Main image of article WeWork's Laid-Off Employees Want 'Fair' Separation Terms

As anticipated ever since its IPO attempt melted down, WeWork has begun laying off a significant portion of its workforce: roughly 2,400 workers out of 12,500 total.

That’s roughly 20 percent of the beleaguered company’s workforce, and that’s potentially not the end of it: according to The New York Times, another 1,000 “building maintenance employees” will end up transferred to a third-party contractor, while 1,000 employees from “noncore businesses” will also eventually depart.

One anonymous source told the Times that “as many as 5,000 to 6,000 employees” could ultimately leave. WeWork’s executive chairman, Marcelo Claure, suggested in an email to employees that these layoffs would make the firm “stronger and better able to generate even more opportunities over the coming months and years.”  
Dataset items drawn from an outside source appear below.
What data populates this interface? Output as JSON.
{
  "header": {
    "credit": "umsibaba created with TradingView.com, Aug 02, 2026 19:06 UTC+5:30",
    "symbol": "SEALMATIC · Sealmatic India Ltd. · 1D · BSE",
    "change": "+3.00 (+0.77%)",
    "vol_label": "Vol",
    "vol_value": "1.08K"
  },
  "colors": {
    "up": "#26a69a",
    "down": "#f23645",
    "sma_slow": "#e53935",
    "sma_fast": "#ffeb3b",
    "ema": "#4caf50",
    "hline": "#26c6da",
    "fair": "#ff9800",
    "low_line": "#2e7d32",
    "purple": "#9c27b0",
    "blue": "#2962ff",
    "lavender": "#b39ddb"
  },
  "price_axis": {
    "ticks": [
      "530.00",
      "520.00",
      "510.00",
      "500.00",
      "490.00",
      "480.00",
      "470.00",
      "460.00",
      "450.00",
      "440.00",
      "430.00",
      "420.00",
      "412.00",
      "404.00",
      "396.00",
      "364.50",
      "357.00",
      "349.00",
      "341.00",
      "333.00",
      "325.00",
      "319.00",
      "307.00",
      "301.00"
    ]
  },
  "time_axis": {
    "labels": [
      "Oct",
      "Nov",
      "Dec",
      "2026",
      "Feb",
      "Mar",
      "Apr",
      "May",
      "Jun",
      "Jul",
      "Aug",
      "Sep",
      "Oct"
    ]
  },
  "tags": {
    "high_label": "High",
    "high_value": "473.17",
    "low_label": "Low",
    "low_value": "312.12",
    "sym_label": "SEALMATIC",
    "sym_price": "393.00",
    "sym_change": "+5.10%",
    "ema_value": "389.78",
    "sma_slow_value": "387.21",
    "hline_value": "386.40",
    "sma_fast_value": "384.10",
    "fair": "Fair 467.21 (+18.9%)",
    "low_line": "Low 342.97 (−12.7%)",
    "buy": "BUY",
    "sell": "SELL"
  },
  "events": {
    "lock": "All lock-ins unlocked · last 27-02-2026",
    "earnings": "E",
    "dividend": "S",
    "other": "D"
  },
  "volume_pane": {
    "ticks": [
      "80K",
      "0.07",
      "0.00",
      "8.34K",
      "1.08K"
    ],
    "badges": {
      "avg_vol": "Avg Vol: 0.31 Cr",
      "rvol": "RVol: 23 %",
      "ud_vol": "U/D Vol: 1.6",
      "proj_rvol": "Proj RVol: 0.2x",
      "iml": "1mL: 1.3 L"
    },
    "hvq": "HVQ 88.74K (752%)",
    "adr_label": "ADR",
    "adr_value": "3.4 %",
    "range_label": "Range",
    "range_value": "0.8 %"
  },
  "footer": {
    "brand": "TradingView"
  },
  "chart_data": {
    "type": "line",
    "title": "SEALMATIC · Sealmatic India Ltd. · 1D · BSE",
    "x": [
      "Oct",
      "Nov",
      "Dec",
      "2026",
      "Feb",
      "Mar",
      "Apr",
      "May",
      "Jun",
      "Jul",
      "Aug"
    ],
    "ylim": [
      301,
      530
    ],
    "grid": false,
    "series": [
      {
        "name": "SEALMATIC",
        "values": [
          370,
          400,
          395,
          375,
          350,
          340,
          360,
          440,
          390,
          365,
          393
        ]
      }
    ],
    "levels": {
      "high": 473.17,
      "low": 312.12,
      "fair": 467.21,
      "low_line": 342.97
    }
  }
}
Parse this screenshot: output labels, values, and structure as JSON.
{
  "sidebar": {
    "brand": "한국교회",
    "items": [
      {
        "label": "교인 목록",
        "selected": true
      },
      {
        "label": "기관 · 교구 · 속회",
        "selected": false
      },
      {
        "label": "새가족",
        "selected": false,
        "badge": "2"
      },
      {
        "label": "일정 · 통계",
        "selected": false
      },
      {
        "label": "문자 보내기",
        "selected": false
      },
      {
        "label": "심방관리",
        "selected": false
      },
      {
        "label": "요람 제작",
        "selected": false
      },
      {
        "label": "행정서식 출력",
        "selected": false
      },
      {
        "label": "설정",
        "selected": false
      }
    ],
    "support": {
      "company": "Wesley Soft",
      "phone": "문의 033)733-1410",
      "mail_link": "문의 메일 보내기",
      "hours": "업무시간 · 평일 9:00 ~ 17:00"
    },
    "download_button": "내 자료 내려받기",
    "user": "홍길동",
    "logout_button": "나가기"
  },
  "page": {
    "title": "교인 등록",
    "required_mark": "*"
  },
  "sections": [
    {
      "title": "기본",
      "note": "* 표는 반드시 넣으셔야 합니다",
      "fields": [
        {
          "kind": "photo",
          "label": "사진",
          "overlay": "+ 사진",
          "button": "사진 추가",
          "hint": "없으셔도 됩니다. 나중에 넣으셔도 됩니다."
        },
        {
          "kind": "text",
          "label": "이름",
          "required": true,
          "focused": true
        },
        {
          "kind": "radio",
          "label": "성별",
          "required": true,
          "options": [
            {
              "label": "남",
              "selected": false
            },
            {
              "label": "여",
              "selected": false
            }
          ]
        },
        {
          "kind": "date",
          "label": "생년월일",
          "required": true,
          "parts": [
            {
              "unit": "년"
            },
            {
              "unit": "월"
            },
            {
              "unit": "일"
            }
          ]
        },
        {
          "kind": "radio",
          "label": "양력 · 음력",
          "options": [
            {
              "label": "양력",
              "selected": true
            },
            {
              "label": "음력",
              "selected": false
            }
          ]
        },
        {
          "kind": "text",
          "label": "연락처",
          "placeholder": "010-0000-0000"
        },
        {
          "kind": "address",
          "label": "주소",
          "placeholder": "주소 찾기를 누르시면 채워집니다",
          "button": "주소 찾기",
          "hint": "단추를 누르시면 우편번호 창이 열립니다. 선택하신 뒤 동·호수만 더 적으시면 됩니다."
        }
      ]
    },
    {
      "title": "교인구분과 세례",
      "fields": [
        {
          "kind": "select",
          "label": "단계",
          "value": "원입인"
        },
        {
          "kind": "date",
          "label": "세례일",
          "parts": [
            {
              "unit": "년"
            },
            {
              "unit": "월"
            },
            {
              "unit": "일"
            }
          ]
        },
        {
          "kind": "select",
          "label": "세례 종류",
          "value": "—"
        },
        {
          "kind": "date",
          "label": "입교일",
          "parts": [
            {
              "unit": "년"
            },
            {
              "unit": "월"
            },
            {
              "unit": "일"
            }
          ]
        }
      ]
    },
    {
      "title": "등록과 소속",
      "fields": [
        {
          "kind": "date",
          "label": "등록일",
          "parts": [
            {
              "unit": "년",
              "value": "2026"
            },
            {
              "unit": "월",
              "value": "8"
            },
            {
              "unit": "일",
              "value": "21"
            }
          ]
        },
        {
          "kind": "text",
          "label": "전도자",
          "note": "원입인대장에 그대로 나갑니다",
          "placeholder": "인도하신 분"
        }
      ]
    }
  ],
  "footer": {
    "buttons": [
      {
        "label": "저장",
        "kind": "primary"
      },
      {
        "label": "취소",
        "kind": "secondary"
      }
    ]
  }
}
Whether or not “stronger” is even possible—it may take a truckload of business geniuses to untangle WeWork’s massive financial losses and hairball of a management structure—the company’s employees aren’t leaving without voicing their grievances. In an open letter, a group that dubbed themselves the “WeWorkers” asked for fair severance and a continuation of healthcare, among other points. You can read the entire document over at Gizmodo, but here’s a key excerpt:

“In the immediate term, we want those being laid off to be provided fair and reasonable separation terms commensurate with their contributions, including severance pay, continuation of company-paid health insurance and compensation for lost equity. We are not the Adam Neumanns of this world — we are a diverse work force with rents to pay, households to support and children to raise. Neumann departed with a $1.7 billion severance package including a yearly $46 million “consulting fee” (higher than the total compensation of all but nine public C.E.O.s in the United States in 2018). We are not asking for this level of graft. We are asking to be treated with humanity and dignity so we can continue living life while searching to make a living elsewhere. In consideration of recent news, we will also need clarity around the contracts our cleaning staff will be required to sign in order to keep their jobs, which are being outsourced to a third party. Those of us who have visas through WeWork need assistance and adequate time to find a new employer to sponsor our respective visas.”

Just for comparison’s sake, if you took Neumann’s $1.7 billion severance and divided it among 5,000 laid-off employees, they’d each get $340,000. It seems unlikely that their actual severance—if they all get severance—will come anywhere close to that number.

It’s also questionable whether WeWork will try for another IPO. “We have decided to postpone our IPO to focus on our core business, the fundamentals of which remain strong,” new WeWork co-CEOs Artie Minson and Sebastian Gunningham wrote in an October statement. “We are as committed as ever to serving our members, enterprise customers, landlord partners, employees and shareholders. We have every intention to operate WeWork as a public company and look forward to revisiting the public equity markets in the future.”

That being said, SoftBank, WeWork’s primary investor, would like to make its money back at some point, and eventually going public is probably the most straightforward way to do so. But after everything WeWork has gone through, will prime talent want to jump aboard for any attempt at resurrection?